As we all know, turbochargers are an expensive part of the entire drivetrain of a vehicle and are highly precision engineered. Over the years, counterfeit parts are getting closer and closer to our genuine parts visually, making it more difficult to judge whether you have actually bought a genuine part or counterfeit. Although it might be enticing to select the cheaper part if you have to replace something after it has broken, in many occasions this initial cheaper choice will turn out to be the more expensive choice after all. So going for an original turbocharger will save you maintenance or replacement cost down the road.
The reason for the higher cost of a genuine part is simple:
A team of skilled engineers works on the design and validation of the turbochargers together with the OEM, which finally uses them in the engine and vehicle production. All this time and effort costs money but does also guarantee a certain amount of durability, performance and safety.
Bursting a turbocharger intentionally
When buying a new car you would expect as a customer that your vehicle will perform similarly on the first day of ownership and the 1500th day of ownership. To make sure of this, extensive engine and vehicle tests are being performed to ensure that the engine performance, durability and fuel consumption are not compromised in any usage condition. One thing, which is often overlooked, is the safety aspect. As turbocharger manufacturer we are only allowed to supply parts to an OEM if those parts have been safety tested. For a turbocharger, this means to pass so called “burst containment” tests. As the name suggests, the test is designed to show that in case of a catastrophic failure where one or both of the turbochargers wheel bursts at least all particles stay within their housings to ensure customer safety.

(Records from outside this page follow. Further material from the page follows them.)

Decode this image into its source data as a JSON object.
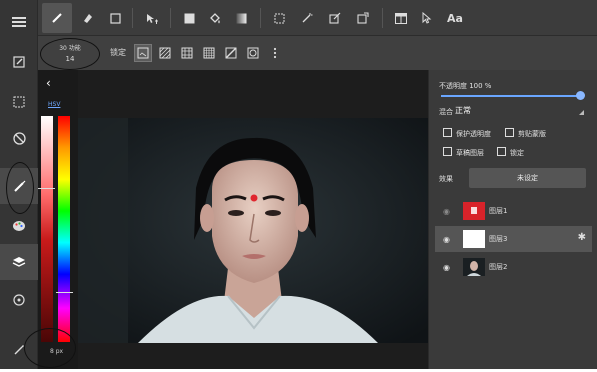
{
  "toolbar": {
    "tools": [
      "brush",
      "eraser",
      "shape",
      "move",
      "fill-rect",
      "bucket",
      "gradient",
      "selection",
      "line",
      "transform",
      "stamp",
      "layout",
      "pointer"
    ],
    "text_tool_label": "Aa"
  },
  "subbar": {
    "brush_size_caption": "30 功能",
    "brush_size_value": "14",
    "lock_label": "锁定"
  },
  "color_panel": {
    "mode_label": "HSV",
    "size_label": "8 px"
  },
  "layers_panel": {
    "opacity_label": "不透明度 100 %",
    "opacity_value": 100,
    "blend_label": "混合",
    "blend_value": "正常",
    "options": {
      "protect_alpha": "保护透明度",
      "clip": "剪贴蒙版",
      "draft": "草稿图层",
      "lock": "锁定"
    },
    "effect_label": "效果",
    "effect_value": "未设定",
    "layers": [
      {
        "name": "图层1",
        "visible": false,
        "thumb": "red"
      },
      {
        "name": "图层3",
        "visible": true,
        "thumb": "white"
      },
      {
        "name": "图层2",
        "visible": true,
        "thumb": "photo"
      }
    ]
  },
  "colors": {
    "accent": "#6aa6ff",
    "panel": "#3a3a3a",
    "canvas": "#1d1d1d"
  }
}
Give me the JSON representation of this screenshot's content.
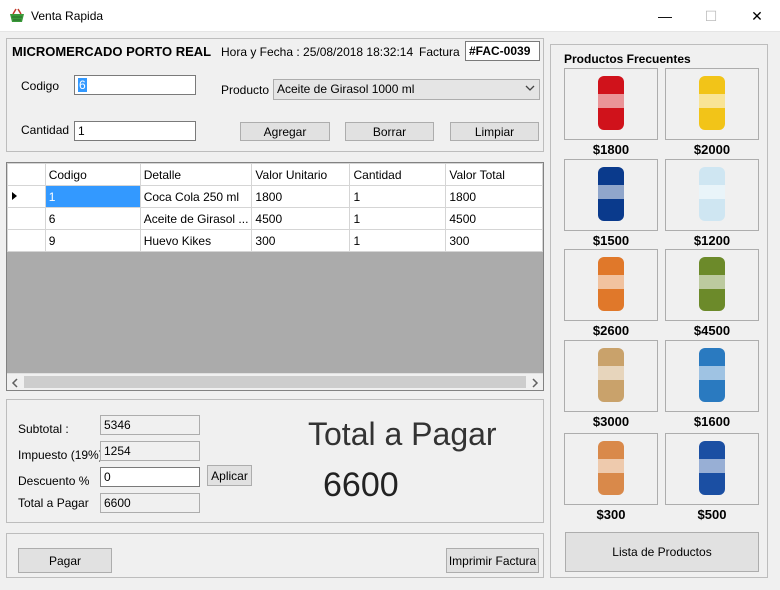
{
  "window": {
    "title": "Venta Rapida",
    "minimize": "—",
    "maximize": "☐",
    "close": "✕"
  },
  "header": {
    "store": "MICROMERCADO PORTO REAL",
    "datetime": "Hora  y Fecha : 25/08/2018 18:32:14",
    "invoice_label": "Factura",
    "invoice_number": "#FAC-0039"
  },
  "form": {
    "codigo_label": "Codigo",
    "codigo_value": "6",
    "cantidad_label": "Cantidad",
    "cantidad_value": "1",
    "producto_label": "Producto",
    "producto_value": "Aceite de Girasol 1000 ml"
  },
  "actions": {
    "agregar": "Agregar",
    "borrar": "Borrar",
    "limpiar": "Limpiar"
  },
  "table": {
    "columns": [
      "Codigo",
      "Detalle",
      "Valor Unitario",
      "Cantidad",
      "Valor Total"
    ],
    "rows": [
      [
        "1",
        "Coca Cola 250 ml",
        "1800",
        "1",
        "1800"
      ],
      [
        "6",
        "Aceite de Girasol ...",
        "4500",
        "1",
        "4500"
      ],
      [
        "9",
        "Huevo Kikes",
        "300",
        "1",
        "300"
      ]
    ]
  },
  "totals": {
    "subtotal_label": "Subtotal :",
    "subtotal": "5346",
    "impuesto_label": "Impuesto (19%)",
    "impuesto": "1254",
    "descuento_label": "Descuento %",
    "descuento": "0",
    "aplicar": "Aplicar",
    "total_label": "Total a Pagar",
    "total": "6600",
    "big_label": "Total a Pagar",
    "big_total": "6600"
  },
  "footer": {
    "pagar": "Pagar",
    "imprimir": "Imprimir Factura"
  },
  "frequent": {
    "title": "Productos Frecuentes",
    "list_button": "Lista de Productos",
    "items": [
      {
        "price": "$1800",
        "icon": "coca-cola-can-icon",
        "color": "#d0121b"
      },
      {
        "price": "$2000",
        "icon": "aguila-beer-can-icon",
        "color": "#f2c418"
      },
      {
        "price": "$1500",
        "icon": "pepsi-can-icon",
        "color": "#0a3a8c"
      },
      {
        "price": "$1200",
        "icon": "water-bottle-icon",
        "color": "#cfe6f2"
      },
      {
        "price": "$2600",
        "icon": "chips-bag-icon",
        "color": "#e0782a"
      },
      {
        "price": "$4500",
        "icon": "oil-bottle-icon",
        "color": "#6c8a2a"
      },
      {
        "price": "$3000",
        "icon": "bread-bag-icon",
        "color": "#c9a26b"
      },
      {
        "price": "$1600",
        "icon": "la-muneca-logo-icon",
        "color": "#2a7ac0"
      },
      {
        "price": "$300",
        "icon": "hen-eggs-icon",
        "color": "#d9894a"
      },
      {
        "price": "$500",
        "icon": "jet-chocolate-bar-icon",
        "color": "#1b4fa3"
      }
    ]
  }
}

Not only is the design and testing of a turbocharger vital to ensure performance and durability, the production and assembly process is also an important aspect to consider. Within the MHI Group, we assemble the turbochargers on highly automated production lines to create the most stable process with minimal part-to-part variation. And despite the high level of automation, which should already minimize the production errors, almost each station is doing a self-assessment in the form of a camera check. Then as final station of our production lines we have a station called “End of Line”. This station puts the turbocharger through a simple but effective functionality check to ensure all parts have been assembled correctly.
Before the OEM is able to sell the tested and assembled vehicle, they need to register each engine type for approval at the international authorities. They have to do this based on engine test results and the link between engine and turbocharger. Each specific combination needs to get approval before it is allowed to sell that product. Therefore, theoretically each counterfeit part is violating this law, which could mean your car is pronounced illegal and is not allowed to drive on public roads anymore. Generally, the only way for this to come up is if your car is not passing the emission testing during MOT checks and the mechanic starts digging around to fix it.
So how to recognize a counterfeit turbocharger?
As MHI group we always includes the partnumber and tooling information on our casted components (compressor cover and turbine housing). Some customers also have some branding requirements which results in a casted logo of the OEM on one of the parts for example.
Unfortunately the counterfeit manufacturer are also looking at these details and are getting more and more skilled to copy these features making the differences almost impossible to see for the untrained eye. Also small differences in material colour (usually caused by using different materials) are difficult to spot if you don’t have the original and counterfeit side by side. All in all, recognizing the counterfeit parts is getting more and more difficult due to the increasing “skill” of the counterfeit companies. However despite the looking the same, they will never be since they cannot use our tooling concepts and they will not have conducted the same level of validation.
Therefore the advice would be:
Buy your replacement turbocharger at the official dealerships to ensure yourself of the fact that you buy an original part.